Voyeur review
“the film explores the complex relationship between the two men, the journalist and the voyeur.”
If there’s one thing the internet loves, it’s Netflix and true crime documentaries. So how Voyeur, a true crime documentary on Netflix, managed to fly under the radar when it was released in 2017 is a mystery. The film tells the story of Gerald Foos, a man who bought a motel in 1969 for the express purpose of spying on strangers while they *ahem* were intimate, and Gay Talese, the man who set out to reveal the whole sordid saga to the world.
With this documentary, the sheer thought for viewers of being observed by the gleefully creepy, overweight, and balding Foos would be repulsive enough to ensure an audience’s captive interest. Voyeur, however, is far more interested in exploring Talese’s efforts to tell the story of the voyeur’s motel rather than the story of the voyeur’s motel itself.
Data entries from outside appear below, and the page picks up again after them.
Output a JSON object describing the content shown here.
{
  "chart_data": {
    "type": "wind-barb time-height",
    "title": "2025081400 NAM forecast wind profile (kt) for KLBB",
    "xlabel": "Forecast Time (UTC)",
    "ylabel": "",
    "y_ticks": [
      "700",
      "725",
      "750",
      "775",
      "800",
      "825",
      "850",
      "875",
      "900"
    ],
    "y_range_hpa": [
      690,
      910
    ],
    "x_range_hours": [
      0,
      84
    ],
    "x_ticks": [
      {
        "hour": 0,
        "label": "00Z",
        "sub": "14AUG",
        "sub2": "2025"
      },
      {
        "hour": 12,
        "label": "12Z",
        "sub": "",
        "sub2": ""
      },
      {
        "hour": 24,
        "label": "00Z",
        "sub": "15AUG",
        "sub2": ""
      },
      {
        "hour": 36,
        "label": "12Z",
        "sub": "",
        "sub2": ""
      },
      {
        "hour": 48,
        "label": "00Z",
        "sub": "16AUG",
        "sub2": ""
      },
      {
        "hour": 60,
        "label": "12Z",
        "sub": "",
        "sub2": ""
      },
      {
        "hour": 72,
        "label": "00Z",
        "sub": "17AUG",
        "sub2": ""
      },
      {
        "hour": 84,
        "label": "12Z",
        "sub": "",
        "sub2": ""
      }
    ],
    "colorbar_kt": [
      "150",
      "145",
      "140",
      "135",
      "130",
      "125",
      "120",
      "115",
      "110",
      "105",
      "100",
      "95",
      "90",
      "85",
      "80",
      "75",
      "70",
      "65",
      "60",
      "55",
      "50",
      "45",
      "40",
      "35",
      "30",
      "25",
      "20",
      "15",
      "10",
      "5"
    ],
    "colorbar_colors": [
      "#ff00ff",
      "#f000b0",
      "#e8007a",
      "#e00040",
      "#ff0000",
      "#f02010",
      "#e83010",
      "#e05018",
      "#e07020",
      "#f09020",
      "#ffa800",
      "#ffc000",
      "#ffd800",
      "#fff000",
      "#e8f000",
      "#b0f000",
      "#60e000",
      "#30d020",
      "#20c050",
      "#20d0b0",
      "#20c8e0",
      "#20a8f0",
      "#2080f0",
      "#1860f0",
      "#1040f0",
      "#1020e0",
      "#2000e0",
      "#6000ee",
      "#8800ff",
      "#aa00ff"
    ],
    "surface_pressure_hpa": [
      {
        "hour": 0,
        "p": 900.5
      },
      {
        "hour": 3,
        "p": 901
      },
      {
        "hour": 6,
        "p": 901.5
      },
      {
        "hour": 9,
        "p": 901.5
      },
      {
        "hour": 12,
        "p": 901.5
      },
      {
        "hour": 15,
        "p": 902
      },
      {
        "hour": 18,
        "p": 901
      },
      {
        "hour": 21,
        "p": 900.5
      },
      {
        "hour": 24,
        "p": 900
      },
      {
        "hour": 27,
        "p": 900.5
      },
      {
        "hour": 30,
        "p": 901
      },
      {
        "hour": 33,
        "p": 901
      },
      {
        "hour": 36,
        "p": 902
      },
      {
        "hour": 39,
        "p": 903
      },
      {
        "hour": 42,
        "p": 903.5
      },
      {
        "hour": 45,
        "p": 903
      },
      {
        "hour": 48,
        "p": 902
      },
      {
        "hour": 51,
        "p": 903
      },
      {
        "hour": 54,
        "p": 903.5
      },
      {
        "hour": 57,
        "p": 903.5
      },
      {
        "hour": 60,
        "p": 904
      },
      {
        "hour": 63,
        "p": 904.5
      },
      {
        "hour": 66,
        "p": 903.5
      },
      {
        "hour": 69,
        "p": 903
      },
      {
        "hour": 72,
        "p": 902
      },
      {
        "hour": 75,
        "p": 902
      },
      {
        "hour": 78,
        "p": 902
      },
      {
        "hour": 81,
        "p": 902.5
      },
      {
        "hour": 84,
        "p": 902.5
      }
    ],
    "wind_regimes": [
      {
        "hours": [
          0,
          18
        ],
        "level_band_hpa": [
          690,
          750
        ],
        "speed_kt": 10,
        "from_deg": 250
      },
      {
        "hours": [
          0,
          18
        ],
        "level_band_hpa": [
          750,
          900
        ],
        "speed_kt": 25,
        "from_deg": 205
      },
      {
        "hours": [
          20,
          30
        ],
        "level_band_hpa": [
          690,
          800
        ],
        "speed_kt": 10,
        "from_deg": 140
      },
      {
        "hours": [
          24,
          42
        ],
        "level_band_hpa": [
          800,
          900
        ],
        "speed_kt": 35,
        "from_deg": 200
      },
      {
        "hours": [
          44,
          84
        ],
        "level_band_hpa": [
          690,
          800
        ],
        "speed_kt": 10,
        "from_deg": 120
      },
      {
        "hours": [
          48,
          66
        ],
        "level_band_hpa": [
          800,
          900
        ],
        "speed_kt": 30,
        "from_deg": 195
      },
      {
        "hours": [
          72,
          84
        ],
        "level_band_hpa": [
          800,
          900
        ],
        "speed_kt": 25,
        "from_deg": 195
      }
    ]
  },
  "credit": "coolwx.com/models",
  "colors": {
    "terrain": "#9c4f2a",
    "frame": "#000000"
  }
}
In doing so, the film explores the complex relationship between the two men, the journalist and the voyeur.

There are many benefits to this approach, but anyone hoping for a reckoning for Foos and his actions will be disappointed. The film mostly avoids trying to confront Foos with the amorality of his actions or inspire reflection in the man who proudly boasts about touching himself over unsuspecting couples at least two or three times a night. There’s brief mention of the likelihood of Foos being some sort of sociopath, but that’s as far as the film goes in terms of judgement, instead focusing on why Foos wants to speak about his story.
Ego is probably the biggest reason. This is something he shares with Talese, the film’s other subject. Talese is famous in America as one of its greatest journalists. But here, as he sets out to tell the voyeurs story, it is the journalist who finds himself under scrutiny. In his single-minded pursuit of the story, he ignores evidence that undermines Foos’s credibility, bulldozes Foos’s concerns about the content of the book he is writing and even drops in the astounding detail that he actually visited the motel one night.
The power dynamics between the two alter at whiplash speed, and the film delights pulling the rug from underneath the audiences’ feet every time it gets too comfortable. Revelation follows revelation and creepy detail follows creepy detail, giving the film it’s seedy and constantly shifting tone. But it’s the relationship between the film’s subjects that grounds the story even if, by the end of the documentary, it’s impossible to tell who has the upper hand in their relationship and who has achieved everything they set out to achieve. The thought inevitably occurs that neither of them have.
Boasting a creepy score, unsettling re-enactments, and a story almost too weird to be believed, Voyeur is a hidden gem of the true crime genre.